J’ai hésité à écrire sur ce sujet car je prends le risque de choquer avec des propositions politiquement et éthiquement incorrectes. Pour autant, ne nous voilons pas la face et osons poser le problème de la prise en charge médicale d’un cluster au sein d’un EHPAD; comment raisonnablement répondre à une urgence sanitaire et venir en aide à une population doublement fragilisée par l’âge (résidents >80 ans) et par les polypathologies?

Aussi, je voudrais simplement, calmement et à froid, mettre sur la table la question de la réponse à apporter face à l’émergence d’un ou plusieurs cas de Covid19 en EHPAD?

  • Doit-on attendre une dégradation clinique du résident pour l’adresser aux urgences hospitalières avec éventuellement un passage en réanimation?
  • Ou bien tester en urgence pour le Covid19 pour instituer le plus précocément possible un traitement médical ,par voie orale, associant l’hydroxychloroquine et l’azithromycine? (dans le respect des contre-indications et du rapport bénéfice/risque, en dépit des incertitudes sur l’efficacité thérapeutique de cette association médicamenteuse).

L’honnêteté intellectuelle oblige à s’interroger sur l’opportunité d’une admission en service de soins intensifs/réanimation ainsi que sur les chances de survie et la qualité de vie au sortir de trois semaines de ventilation artificielle en réanimation.

Derrière ce dilemme éthique, la notion de tri ou choix sélectifs à l’entrée en soins intensifs se pose aux médecins urgentistes et aux réanimateurs en période chaotique telle celle de la crise sanitaire en cours. J’apprends à l’instant qu’en Italie, certains réanimateurs ne veulent/peuvent plus intuber les malades > 60ans.

Le Président de la République a comparé cette crise à une guerre sanitaire; nous devrons en conséquence avoir recours à une médecine de guerre et de catastrophe avec afflux de malades dépassant les capacités d’accueil et de prise en charge en soins intensifs.

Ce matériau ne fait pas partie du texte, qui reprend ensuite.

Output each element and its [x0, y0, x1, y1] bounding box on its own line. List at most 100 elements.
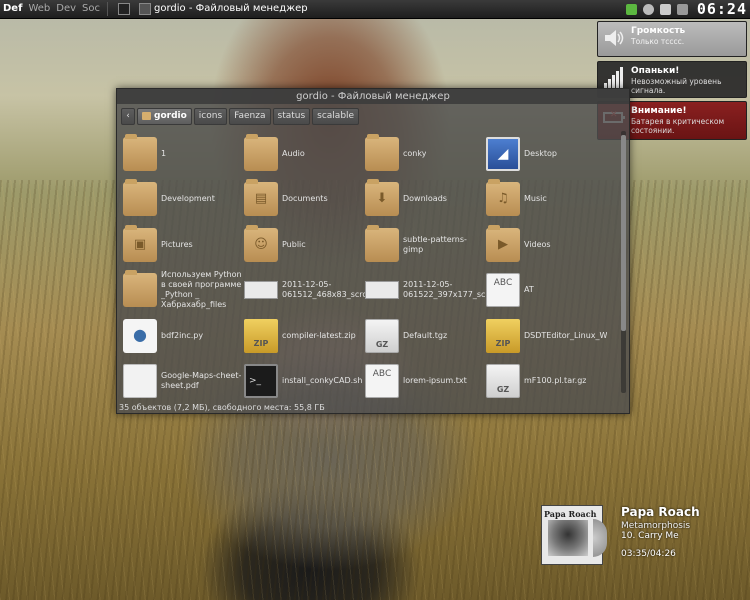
- file-item[interactable]: subtle-patterns-gimp: [365, 222, 486, 268]
- gz-icon: GZ: [365, 318, 399, 353]
- file-item[interactable]: ZIP DSDTEditor_Linux_Windows.zip: [486, 313, 607, 359]
- workspace-soc[interactable]: Soc: [79, 0, 103, 18]
- file-item[interactable]: 2011-12-05-061512_468x83_scrot.png: [244, 268, 365, 314]
- desktop-icon: ◢: [486, 136, 520, 171]
- folder-videos-icon: ▶: [486, 224, 520, 262]
- track-time: 03:35/04:26: [621, 549, 676, 559]
- file-item[interactable]: ☺ Public: [244, 222, 365, 268]
- file-name: Development: [161, 194, 215, 204]
- file-item[interactable]: conky: [365, 131, 486, 177]
- scrollbar[interactable]: [621, 131, 626, 393]
- folder-documents-icon: ▤: [244, 179, 278, 217]
- file-item[interactable]: Google-Maps-cheet-sheet.pdf: [123, 359, 244, 400]
- path-button-faenza[interactable]: Faenza: [229, 107, 271, 125]
- keyboard-icon[interactable]: [676, 3, 688, 15]
- file-name: Default.tgz: [403, 330, 448, 340]
- folder-icon: [244, 133, 278, 171]
- track-name: 10. Carry Me: [621, 531, 679, 541]
- folder-icon: [123, 133, 157, 171]
- file-item[interactable]: ● bdf2inc.py: [123, 313, 244, 359]
- text-abc-icon: ABC: [365, 364, 399, 399]
- file-name: 1: [161, 148, 167, 158]
- cover-band-logo: Papa Roach: [544, 509, 597, 519]
- cover-art: [548, 520, 588, 556]
- file-item[interactable]: ◢ Desktop: [486, 131, 607, 177]
- file-item[interactable]: ▣ Pictures: [123, 222, 244, 268]
- file-name: 2011-12-05-061512_468x83_scrot.png: [282, 280, 365, 300]
- taskbar-file-manager[interactable]: gordio - Файловый менеджер: [139, 0, 308, 18]
- folder-downloads-icon: ⬇: [365, 179, 399, 217]
- file-item[interactable]: ZIP compiler-latest.zip: [244, 313, 365, 359]
- file-name: Pictures: [161, 239, 193, 249]
- file-item[interactable]: Используем Python в своей программе _Pyt…: [123, 268, 244, 314]
- file-name: Google-Maps-cheet-sheet.pdf: [161, 371, 242, 391]
- network-icon[interactable]: [642, 3, 654, 15]
- file-item[interactable]: ABC AT: [486, 268, 607, 314]
- file-item[interactable]: ▶ Videos: [486, 222, 607, 268]
- image-icon: [365, 281, 399, 300]
- path-button-gordio[interactable]: gordio: [137, 107, 192, 125]
- file-name: DSDTEditor_Linux_Windows.zip: [524, 330, 607, 340]
- scrollbar-thumb[interactable]: [621, 135, 626, 331]
- clock[interactable]: 06:24: [697, 0, 747, 18]
- python-icon: ●: [123, 318, 157, 353]
- file-item[interactable]: Development: [123, 177, 244, 223]
- taskbar-terminal[interactable]: [118, 3, 133, 15]
- file-item[interactable]: GZ mF100.pl.tar.gz: [486, 359, 607, 400]
- window-title[interactable]: gordio - Файловый менеджер: [117, 89, 629, 104]
- notification-title: Опаньки!: [631, 66, 680, 76]
- workspace-dev[interactable]: Dev: [53, 0, 79, 18]
- volume-tray-icon[interactable]: [659, 3, 671, 15]
- file-name: Documents: [282, 194, 328, 204]
- notification-title: Внимание!: [631, 106, 687, 116]
- path-button-status[interactable]: status: [272, 107, 311, 125]
- terminal-icon: [118, 3, 130, 15]
- workspace-def[interactable]: Def: [0, 0, 25, 18]
- file-name: Downloads: [403, 194, 447, 204]
- file-name: bdf2inc.py: [161, 330, 204, 340]
- file-name: 2011-12-05-061522_397x177_scrot.png: [403, 280, 486, 300]
- notification-title: Громкость: [631, 26, 686, 36]
- file-item[interactable]: ♫ Music: [486, 177, 607, 223]
- file-item[interactable]: ▤ Documents: [244, 177, 365, 223]
- home-folder-icon: [142, 112, 151, 120]
- file-name: AT: [524, 285, 534, 295]
- file-item[interactable]: ABC lorem-ipsum.txt: [365, 359, 486, 400]
- path-bar: ‹ gordio icons Faenza status scalable: [117, 104, 629, 128]
- file-manager-window: gordio - Файловый менеджер ‹ gordio icon…: [116, 88, 630, 414]
- notification-body: Невозможный уровень сигнала.: [631, 77, 722, 95]
- update-icon[interactable]: [625, 3, 637, 15]
- file-item[interactable]: 1: [123, 131, 244, 177]
- path-button-icons[interactable]: icons: [193, 107, 228, 125]
- folder-icon: [365, 224, 399, 262]
- text-abc-icon: ABC: [486, 273, 520, 308]
- file-name: Desktop: [524, 148, 557, 158]
- file-item[interactable]: ⬇ Downloads: [365, 177, 486, 223]
- folder-public-icon: ☺: [244, 224, 278, 262]
- terminal-icon: >_: [244, 364, 278, 399]
- folder-icon: [123, 179, 157, 217]
- file-name: Videos: [524, 239, 551, 249]
- status-bar: 35 объектов (7,2 МБ), свободного места: …: [119, 403, 325, 412]
- volume-icon: [602, 26, 626, 50]
- file-item[interactable]: 2011-12-05-061522_397x177_scrot.png: [365, 268, 486, 314]
- music-widget: Papa Roach Papa Roach Metamorphosis 10. …: [541, 505, 746, 567]
- file-name: subtle-patterns-gimp: [403, 234, 467, 254]
- file-item[interactable]: >_ install_conkyCAD.sh: [244, 359, 365, 400]
- cd-icon: [593, 519, 607, 557]
- workspace-web[interactable]: Web: [25, 0, 53, 18]
- path-button-scalable[interactable]: scalable: [312, 107, 360, 125]
- folder-pictures-icon: ▣: [123, 224, 157, 262]
- folder-icon: [365, 133, 399, 171]
- file-name: conky: [403, 148, 427, 158]
- file-name: Public: [282, 239, 306, 249]
- gz-icon: GZ: [486, 364, 520, 399]
- file-item[interactable]: GZ Default.tgz: [365, 313, 486, 359]
- file-name: compiler-latest.zip: [282, 330, 356, 340]
- album-name: Metamorphosis: [621, 521, 691, 531]
- back-button[interactable]: ‹: [121, 107, 135, 125]
- track-info: Papa Roach Metamorphosis 10. Carry Me 03…: [621, 505, 700, 559]
- file-item[interactable]: Audio: [244, 131, 365, 177]
- taskbar-title: gordio - Файловый менеджер: [154, 3, 308, 14]
- notification-volume[interactable]: Громкость Только тсссс.: [597, 21, 747, 57]
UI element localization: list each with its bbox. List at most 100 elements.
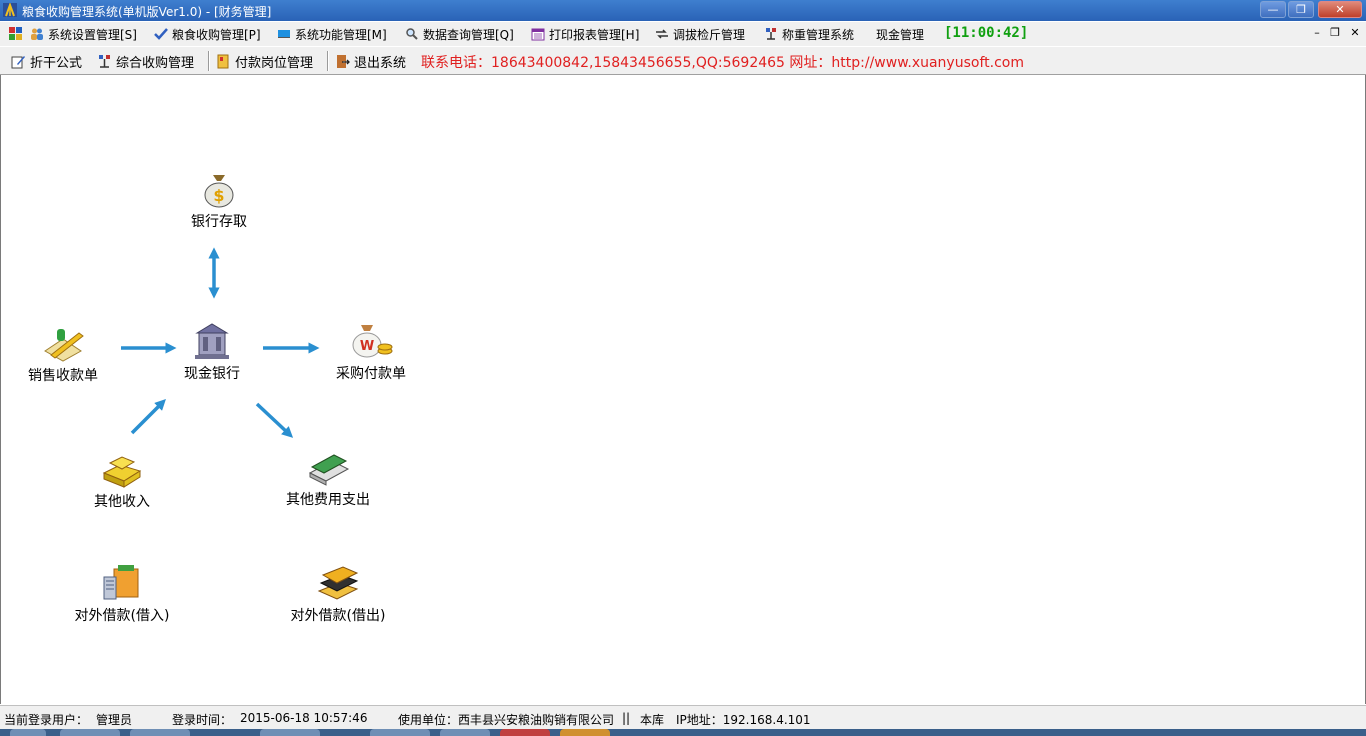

Si cette situation se produit, nous appliquerons cette sélection (naturelle) et non pas une discrimination basée sur l’âge mais sur les chances de survie tout en préservant la qualité de vie et la dignité des patients.

N’est-il pas de notre devoir et responsable d’anticiper ces situations; de nous organiser pour rester efficient en réservant les lits de réanimation, à situation clinique égale, à ceux qui présentent les meilleurs chances de récupérer sous traitement intensif et invasif?

Et surtout, ne serait-il pas légitime et humain de proposer un traitement médical plutôt que de regarder partir/mourir quelqu’un sans rien faire, sans rien tenter qui ait du sens, en évitant d’agir dans la précipitation ou inutilement.

Enfin, et à défaut de proposer un traitement curatif à ces personnes non transportables ou dont l’espérance de vie est réduite à quelques jours, la décision de soins palliatifs s’impose en autorisant la présence des familles à leur côté en dépit du confinement.

Dans le serment d’Hippocrate figure: “Guéris si tu peux; soulage toujours!”

Je ne développerai pas ici les mesures préventives à mettre en place; les mesures barrière, la protection des personnels soignants et leur dépistage systématique.